3 Fundamental Ways Machine Learning Will Change Business in 2018
As entrepreneurs, it's our job to evolve and adapt to a changing market. Artificial Intelligence (AI) and machine learning initiatives are creating new opportunities for innovators to offload labor-intensive research and analysis to the cloud.
And, to be clear, "the cloud" is just a fancy term for someone else's computer. But, it's exciting to see these networks of computers crunch data and automate the things that used to eat up our time and server space.
In today's market, the cloud represents a $130 billion industry. And it's projected to continue growing as consumers and corporations continue to offload their data storage, analysis and computing to the cloud.
Machine learning is an exciting, proven concept that allows computers to figure things out for themselves. Instead of every action being explicitly coded, the computer applies pre-configured rules and data sets to perform complex calculations. This technology leverages the cloud in order maximize speed and cost-effectiveness.

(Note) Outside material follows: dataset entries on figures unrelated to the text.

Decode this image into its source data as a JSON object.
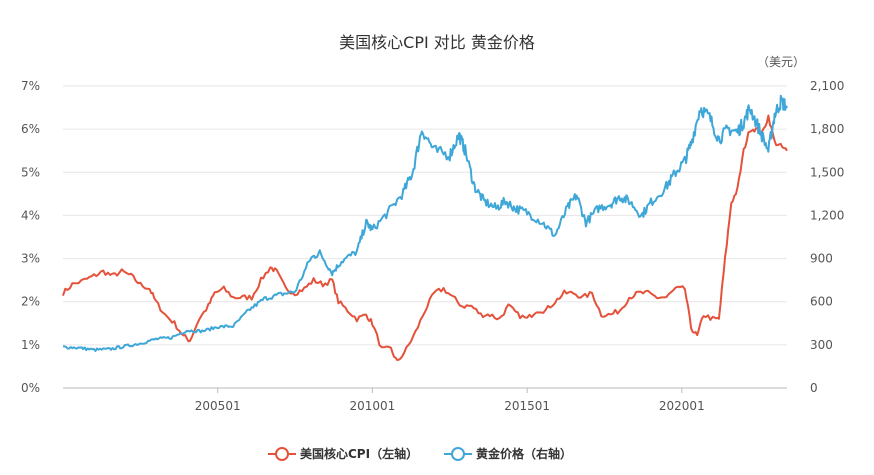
{
  "chart_data": {
    "type": "line",
    "title": "美国核心CPI 对比 黄金价格",
    "right_unit_label": "（美元）",
    "x_tick_labels": [
      "200501",
      "201001",
      "201501",
      "202001"
    ],
    "x_tick_dates": [
      2005.0,
      2010.0,
      2015.0,
      2020.0
    ],
    "xlim": [
      2000.0,
      2023.4
    ],
    "y_left": {
      "ticks": [
        "0%",
        "1%",
        "2%",
        "3%",
        "4%",
        "5%",
        "6%",
        "7%"
      ],
      "ylim": [
        0,
        7
      ]
    },
    "y_right": {
      "ticks": [
        "0",
        "300",
        "600",
        "900",
        "1,200",
        "1,500",
        "1,800",
        "2,100"
      ],
      "ylim": [
        0,
        2100
      ]
    },
    "grid": "horizontal",
    "legend_position": "bottom",
    "series": [
      {
        "name": "美国核心CPI（左轴）",
        "axis": "left",
        "color": "#e5523b",
        "points": [
          [
            2000.0,
            2.2
          ],
          [
            2000.3,
            2.4
          ],
          [
            2000.7,
            2.5
          ],
          [
            2001.0,
            2.6
          ],
          [
            2001.3,
            2.7
          ],
          [
            2001.6,
            2.6
          ],
          [
            2001.9,
            2.7
          ],
          [
            2002.2,
            2.6
          ],
          [
            2002.5,
            2.4
          ],
          [
            2002.8,
            2.3
          ],
          [
            2003.0,
            2.0
          ],
          [
            2003.3,
            1.7
          ],
          [
            2003.6,
            1.5
          ],
          [
            2003.9,
            1.2
          ],
          [
            2004.1,
            1.1
          ],
          [
            2004.4,
            1.6
          ],
          [
            2004.7,
            1.9
          ],
          [
            2004.9,
            2.2
          ],
          [
            2005.2,
            2.3
          ],
          [
            2005.5,
            2.1
          ],
          [
            2005.8,
            2.1
          ],
          [
            2006.1,
            2.1
          ],
          [
            2006.4,
            2.5
          ],
          [
            2006.7,
            2.8
          ],
          [
            2006.9,
            2.7
          ],
          [
            2007.2,
            2.3
          ],
          [
            2007.5,
            2.2
          ],
          [
            2007.8,
            2.3
          ],
          [
            2008.1,
            2.5
          ],
          [
            2008.4,
            2.4
          ],
          [
            2008.7,
            2.5
          ],
          [
            2008.9,
            2.0
          ],
          [
            2009.2,
            1.8
          ],
          [
            2009.5,
            1.6
          ],
          [
            2009.8,
            1.7
          ],
          [
            2010.0,
            1.5
          ],
          [
            2010.3,
            0.9
          ],
          [
            2010.6,
            0.9
          ],
          [
            2010.8,
            0.6
          ],
          [
            2011.1,
            0.9
          ],
          [
            2011.4,
            1.3
          ],
          [
            2011.7,
            1.8
          ],
          [
            2012.0,
            2.2
          ],
          [
            2012.3,
            2.3
          ],
          [
            2012.6,
            2.1
          ],
          [
            2012.9,
            1.9
          ],
          [
            2013.2,
            1.9
          ],
          [
            2013.5,
            1.7
          ],
          [
            2013.8,
            1.7
          ],
          [
            2014.1,
            1.6
          ],
          [
            2014.4,
            1.9
          ],
          [
            2014.7,
            1.7
          ],
          [
            2015.0,
            1.6
          ],
          [
            2015.3,
            1.8
          ],
          [
            2015.6,
            1.8
          ],
          [
            2015.9,
            2.0
          ],
          [
            2016.2,
            2.2
          ],
          [
            2016.5,
            2.2
          ],
          [
            2016.8,
            2.1
          ],
          [
            2017.1,
            2.2
          ],
          [
            2017.4,
            1.7
          ],
          [
            2017.7,
            1.7
          ],
          [
            2018.0,
            1.8
          ],
          [
            2018.3,
            2.1
          ],
          [
            2018.6,
            2.2
          ],
          [
            2018.9,
            2.2
          ],
          [
            2019.2,
            2.1
          ],
          [
            2019.5,
            2.1
          ],
          [
            2019.8,
            2.3
          ],
          [
            2020.1,
            2.3
          ],
          [
            2020.3,
            1.4
          ],
          [
            2020.5,
            1.2
          ],
          [
            2020.7,
            1.7
          ],
          [
            2021.0,
            1.6
          ],
          [
            2021.2,
            1.6
          ],
          [
            2021.4,
            3.0
          ],
          [
            2021.6,
            4.3
          ],
          [
            2021.8,
            4.6
          ],
          [
            2022.0,
            5.5
          ],
          [
            2022.2,
            6.0
          ],
          [
            2022.4,
            6.0
          ],
          [
            2022.6,
            5.9
          ],
          [
            2022.8,
            6.3
          ],
          [
            2023.0,
            5.7
          ],
          [
            2023.2,
            5.6
          ],
          [
            2023.4,
            5.5
          ]
        ]
      },
      {
        "name": "黄金价格（右轴）",
        "axis": "right",
        "color": "#3ea7d8",
        "points": [
          [
            2000.0,
            285
          ],
          [
            2000.5,
            280
          ],
          [
            2001.0,
            265
          ],
          [
            2001.5,
            270
          ],
          [
            2002.0,
            290
          ],
          [
            2002.5,
            310
          ],
          [
            2003.0,
            340
          ],
          [
            2003.5,
            350
          ],
          [
            2004.0,
            400
          ],
          [
            2004.5,
            395
          ],
          [
            2005.0,
            425
          ],
          [
            2005.5,
            430
          ],
          [
            2006.0,
            540
          ],
          [
            2006.5,
            620
          ],
          [
            2007.0,
            650
          ],
          [
            2007.5,
            670
          ],
          [
            2008.0,
            900
          ],
          [
            2008.3,
            940
          ],
          [
            2008.7,
            800
          ],
          [
            2009.0,
            880
          ],
          [
            2009.5,
            950
          ],
          [
            2009.8,
            1150
          ],
          [
            2010.0,
            1100
          ],
          [
            2010.5,
            1220
          ],
          [
            2011.0,
            1360
          ],
          [
            2011.3,
            1500
          ],
          [
            2011.6,
            1800
          ],
          [
            2012.0,
            1650
          ],
          [
            2012.5,
            1620
          ],
          [
            2012.8,
            1760
          ],
          [
            2013.0,
            1650
          ],
          [
            2013.3,
            1400
          ],
          [
            2013.6,
            1300
          ],
          [
            2014.0,
            1250
          ],
          [
            2014.3,
            1300
          ],
          [
            2014.6,
            1250
          ],
          [
            2015.0,
            1220
          ],
          [
            2015.5,
            1150
          ],
          [
            2015.9,
            1060
          ],
          [
            2016.3,
            1250
          ],
          [
            2016.6,
            1340
          ],
          [
            2016.9,
            1150
          ],
          [
            2017.3,
            1250
          ],
          [
            2017.7,
            1280
          ],
          [
            2018.0,
            1330
          ],
          [
            2018.3,
            1300
          ],
          [
            2018.7,
            1200
          ],
          [
            2019.0,
            1290
          ],
          [
            2019.5,
            1400
          ],
          [
            2019.8,
            1500
          ],
          [
            2020.1,
            1580
          ],
          [
            2020.3,
            1700
          ],
          [
            2020.6,
            1950
          ],
          [
            2020.9,
            1880
          ],
          [
            2021.2,
            1730
          ],
          [
            2021.5,
            1800
          ],
          [
            2021.8,
            1780
          ],
          [
            2022.0,
            1850
          ],
          [
            2022.2,
            1950
          ],
          [
            2022.5,
            1800
          ],
          [
            2022.8,
            1650
          ],
          [
            2023.0,
            1900
          ],
          [
            2023.2,
            1990
          ],
          [
            2023.4,
            1960
          ]
        ]
      }
    ]
  }
}
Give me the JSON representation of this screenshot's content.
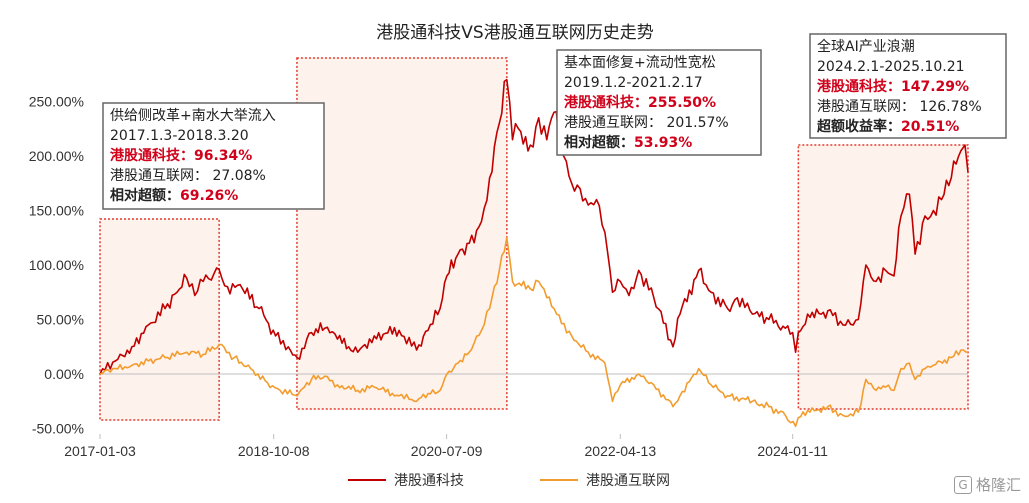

Machine learning, powered by the cloud, will impact businesses in the following ways:
1. Data visualization and KPI tracking
When questions are raised -- like what course a company should take when launching a new product or service -- data won't be confined to a database. Instead, machine learning will allow decision-makers to quickly posit questions and get informed answers that are easily digestible.
Visualizing data helps everyone make better decisions. "90 percent of information transmitted to the brain is visual, and visuals are processed 60,000X faster in the brain than text." So, the more we focus on making data analysis accessible to every member of the team, the more reliable organizations will become at hitting KPI's.
Business leaders should focus a portion of their team's energy on getting comfortable with visual data. Give every member of the organization access to the information that they need to self-assess their effectiveness -- even if it isn't fully optimized.
We are already seeing machine learning platforms evolve that automate critical reporting. Sisense Pulse, for example, is a platform that simplifies the process of reviewing business intelligence, automating the creation of visual reports and improving the chances that an organization can successfully track and exceed their key metrics.
Through active monitoring, the platform can immediately notify key personnel when data anomalies occur that either negatively or positively impact key performance metrics. This helps "corporate first responders" jump into action to solve problems before they become red ink, or to double down on initiatives that are yielding fast returns.
The way that these types of platforms communicate is designed to plug-into the existing corporate communication infrastructure. Zapier and Slack can be integrated into Sisense's ecosystem, creating a comprehensive system for collecting, analyzing and communicating critical BI across the entire organization and with external stakeholders.
2. Better insights into consumer behavior
The cycle of report generation and KPI analysis will continue to become increasingly automated. And, just as the effectiveness of your team will begin to be monitored by computers, so will the analysis of consumer behavior.
Generating actionable business insights with AI is becoming much easier, thanks to cloud-based platforms that can mine existing data to predict future consumer trends. And consumers are happy to fork over personal information in return for a personalized shopping experience that predicts their needs and wants.
This is exciting, because it empowers businesses to provide a more customized experience -- speaking specifically to their future needs. When companies can predict future needs, they can better position themselves to meet them more effectively than the competition.
Leaders should aggressively deploy AI right now. Get comfortable with it, and learn ways to effectively use it for cleaner decision making in the future. Trust me, your competitors already are.
3. More effective human labor.
The exciting, and somewhat scary byproduct of increased reliance on AI is that we will need less man hours to compile reports and guide decision-making. This might sound like we'll lose jobs and increase unemployment in 2018 due to robots taking human jobs.
This isn't the case. Just as stagecoach manufacturers had to pivot to new industries after the Model T, data-entry personnel will find ways to use their experience to provide value to companies that no longer require as many hours of manual data mining.
And I would argue that most organizations have already streamlined their human resources department. Every organization's goal is to operate efficiently and profitably. So, we aren't talking about a loss of a huge number of jobs. We're talking about continuing a trend toward tech integration and more effective use of human talent.
There's a reason that union membership is falling. Employees are working within corporations that are reaping the rewards of improved employee engagement. Engagement can only be improved by giving employees access to the critical information they need to understand their impact on the organization.
I'm excited to see where the trend in automated Business Intelligence heads in the coming years. And, it's my hope that making BI more accessible leads to another surge in entrepreneurship -- as employees gain the confidence to strike out on their own and disrupt stagnant industries.